So with animals, some spring from parent animals according to their kind, whilst others grow spontaneously and not from kindred stock; and of these instances of spontaneous generation some come from putrefying earth or vegetable matter, as is the case with a number of insects, while others are spontaneously generated in the inside of animals out of the secretions of their several organs.


Barnacle geese were thought to form on driftwood, first as an amorphous blob, then forming beaks (which held onto the wood) and protective shells. Once they had formed feathers, they could break free from the wood. Apparently, this belief allowed early Christians to classify waterfowl as "fish" and allow them to be eaten during lent.

Other examples of spontaneous generation were flies (born from rotting meat), bookworms (generated by winds blowing on south-or west-facing libraries), and eels (which either sprung forth from earthworms, or created new eel-forming particles by scraping themselves against rocks.)

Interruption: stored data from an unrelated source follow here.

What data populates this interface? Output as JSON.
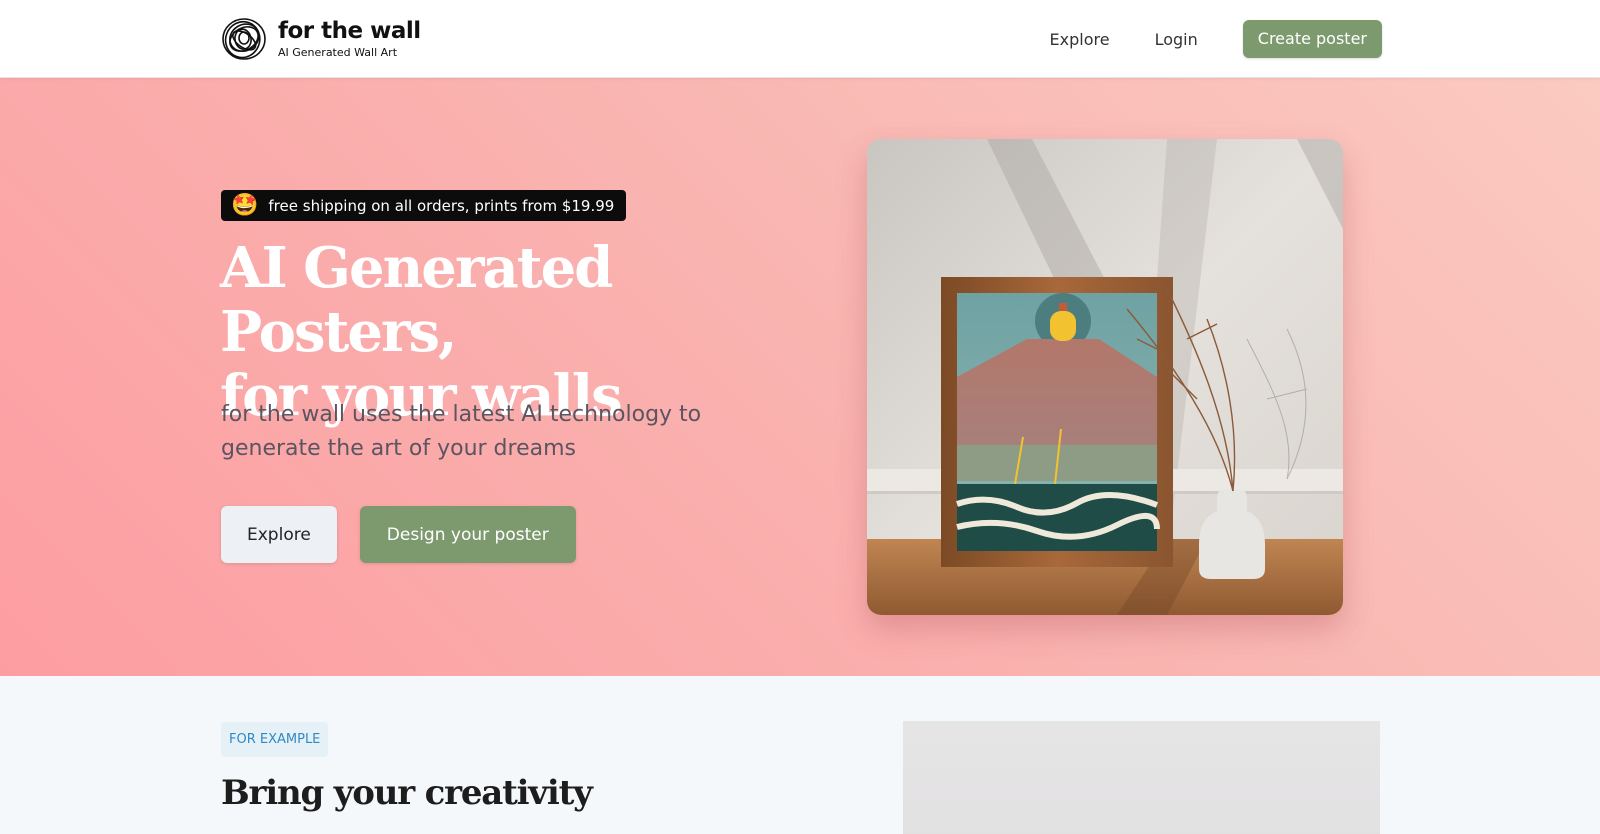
{
  "header": {
    "logo_title": "for the wall",
    "logo_subtitle": "AI Generated Wall Art",
    "nav": {
      "explore_label": "Explore",
      "login_label": "Login",
      "create_label": "Create poster"
    }
  },
  "hero": {
    "badge_emoji": "🤩",
    "badge_text": "free shipping on all orders, prints from $19.99",
    "title_line1": "AI Generated Posters,",
    "title_line2": "for your walls",
    "description": "for the wall uses the latest AI technology to generate the art of your dreams",
    "explore_button": "Explore",
    "design_button": "Design your poster",
    "image_alt": "framed poster mockup"
  },
  "section": {
    "eyebrow": "FOR EXAMPLE",
    "title": "Bring your creativity"
  },
  "colors": {
    "accent_green": "#7c9a6e",
    "hero_gradient_start": "#fd9da2",
    "hero_gradient_end": "#fbcac1",
    "eyebrow_text": "#2f8ac4"
  }
}
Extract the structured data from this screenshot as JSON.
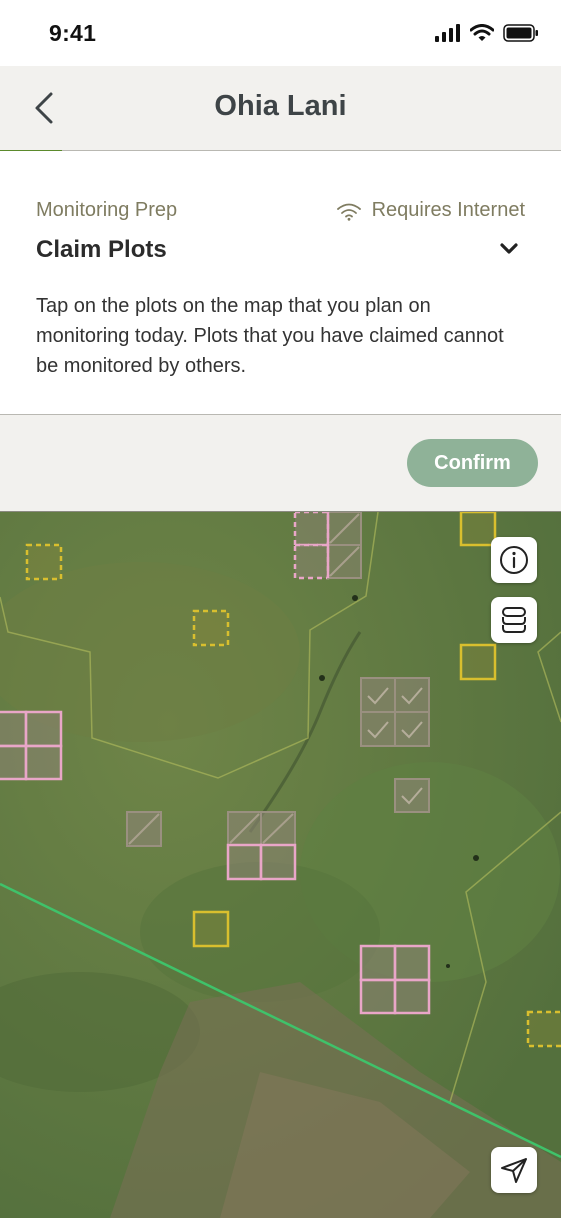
{
  "status_bar": {
    "time": "9:41"
  },
  "header": {
    "title": "Ohia Lani"
  },
  "progress": {
    "fraction": 0.11
  },
  "panel": {
    "step_label": "Monitoring Prep",
    "requires_internet": "Requires Internet",
    "step_title": "Claim Plots",
    "description": "Tap on the plots on the map that you plan on monitoring today. Plots that you have claimed cannot be monitored by others."
  },
  "actions": {
    "confirm_label": "Confirm"
  },
  "colors": {
    "accent_green": "#5b8a2c",
    "confirm_bg": "#8fb298",
    "plot_claimed": "#e9a6c8",
    "plot_available": "#d9bf2e",
    "plot_monitored": "#8c8474",
    "transect_line": "#3fc26a"
  },
  "icons": {
    "back": "chevron-left-icon",
    "wifi": "wifi-icon",
    "expand": "chevron-down-icon",
    "info": "info-icon",
    "layers": "layers-icon",
    "locate": "navigation-arrow-icon"
  }
}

Frankly, I think there's a lot of charm in these early attempts at describing the natural world. And before we scoff at these ideas, I think we should consider how future astronomers or physicists might consider our current methods of describing the lesser-known regions of cosmos. Dark matter? Strange quarks? Sure, whatever.

In any case, I feel that I have mastered the science of spontaneous generation. I've taken coffee grounds, and kitchen waste, and sawdust, and I've created black delicious smelling earth. And lots and lots of tiny wriggling red earthworms.

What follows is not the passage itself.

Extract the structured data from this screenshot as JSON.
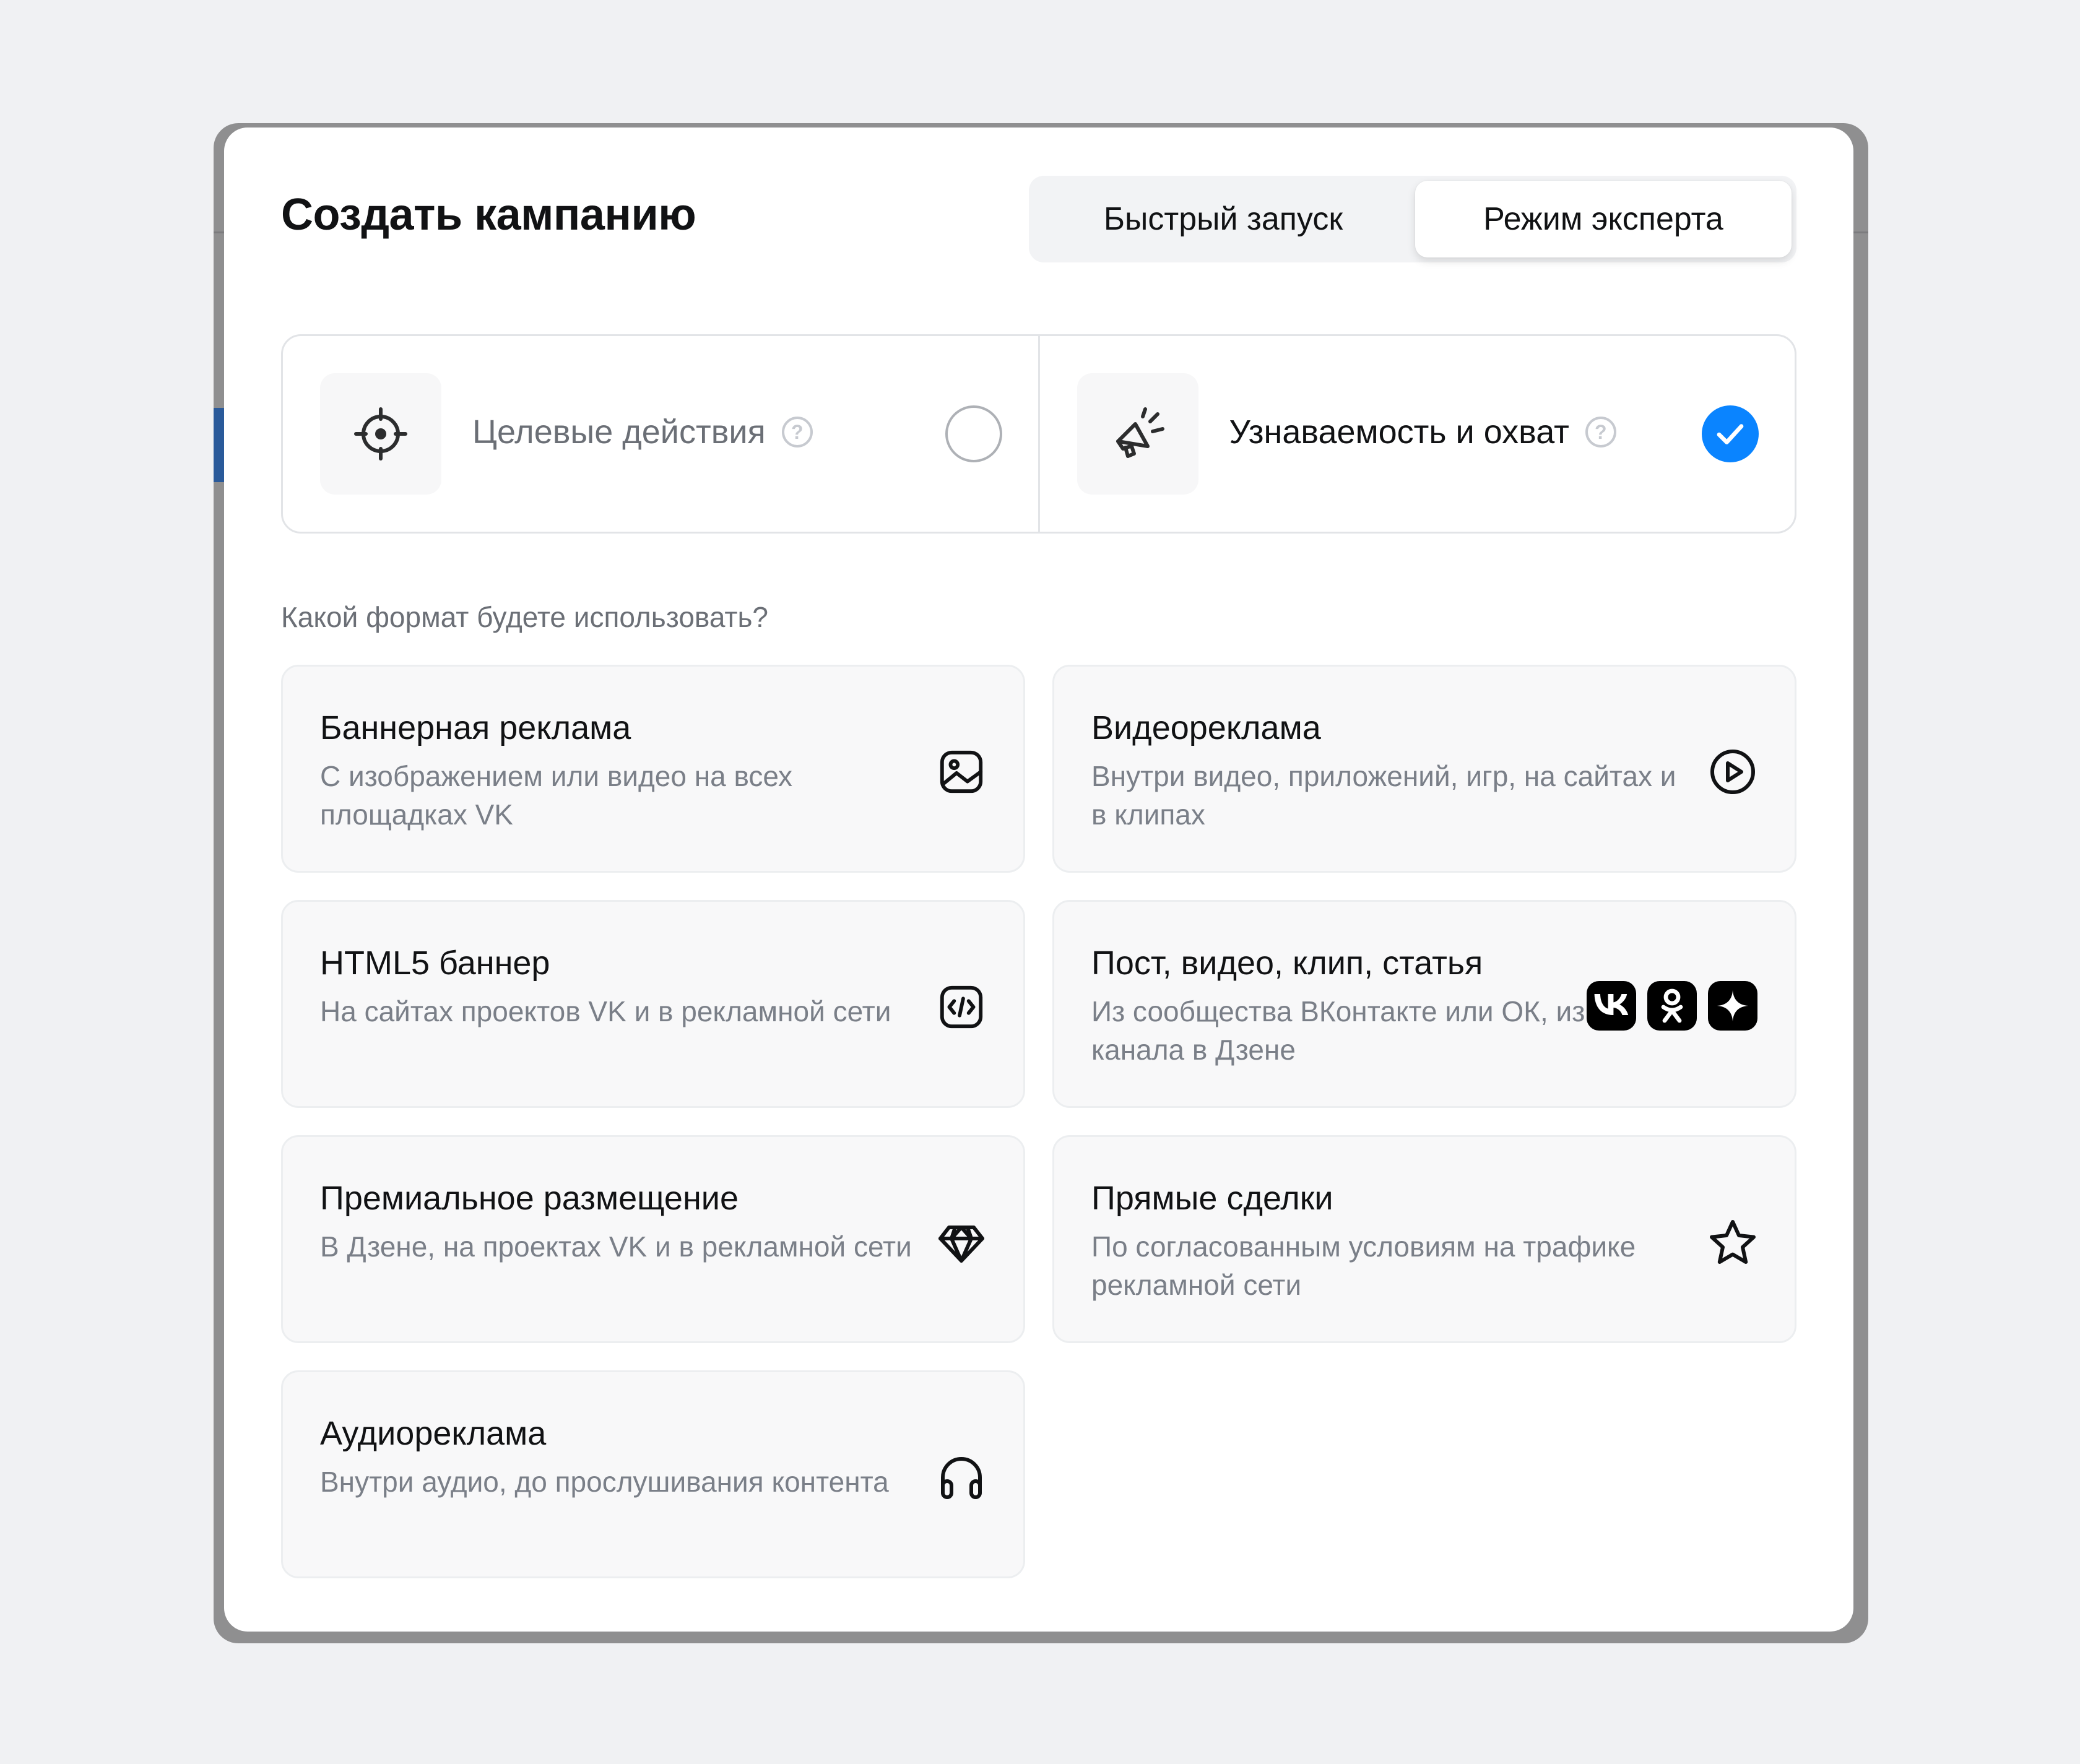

The Grouch Marx hypothesis notwithstanding, everyone knows that earthworms are formed from banana peels!

4 comments:

Pockafwye said...

How odd... I dreamed last night about someone cultivating earthworms. It was very detailed... I was looking into this box of wiggling, vigorous worms with fascination.

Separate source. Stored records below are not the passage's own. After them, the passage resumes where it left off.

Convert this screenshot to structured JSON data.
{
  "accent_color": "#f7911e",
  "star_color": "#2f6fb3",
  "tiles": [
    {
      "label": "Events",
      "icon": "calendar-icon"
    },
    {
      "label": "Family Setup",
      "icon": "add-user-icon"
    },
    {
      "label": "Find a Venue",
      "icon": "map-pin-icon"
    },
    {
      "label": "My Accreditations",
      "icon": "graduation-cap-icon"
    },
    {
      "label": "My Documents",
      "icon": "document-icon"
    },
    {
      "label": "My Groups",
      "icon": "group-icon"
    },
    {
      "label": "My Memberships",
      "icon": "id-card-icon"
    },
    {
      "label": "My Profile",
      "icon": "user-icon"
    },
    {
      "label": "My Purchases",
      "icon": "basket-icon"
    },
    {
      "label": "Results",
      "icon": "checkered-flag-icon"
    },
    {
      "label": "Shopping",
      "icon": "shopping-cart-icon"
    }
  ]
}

Now, this morning, this was the first post on my RSS feed reader.

Anonymous said...

For years I tried to convince my boys that they sprang spontaneously from compost. It seemed easier than explaining what actually went on between Mom and Dad....

Grumpy

Anonymous said...

Wait... You mean I WASNT found in the compost?

Oh, geeze...

I occassionally find a variety of odd things in my compost, usually of the "Oh my, that looks like a...

1 Family of Mice,
2 Litter of kittens,
3 Groundhogs/Racoons/Moles/Voles/Rats/Snakes/Birds.

When living in Baltimore city I would do compost tea in a big 20 gallon construction bucket (covered). The best compost I ever got was from the elephant poop I got for free fom when the Ringling Brothers and Barnun Baily circus used to come to town. I never found any peanuts in the poop, though.

When I tried to make uncovered compost in the city, I once discovered a magnificant, obscenely large dead rat. I showed it to my local homeless guy who used to dig thru my trash, (to warn him) and we both agreed the rat would have won several prizes for large sized dead rodent catagory, had there been a contest of that sort in Baltimore.

Hey Lisa and Robb, remember Baltimore City's RAT FISHING contest? Peanut butter works best!

Annalisa

Tonya said...

I have red wrigglers, too. They are actually in my living room in a 15 gallon plastic bin hidden cleverly behind my oouch. I love saying "I'm going to feed my worms."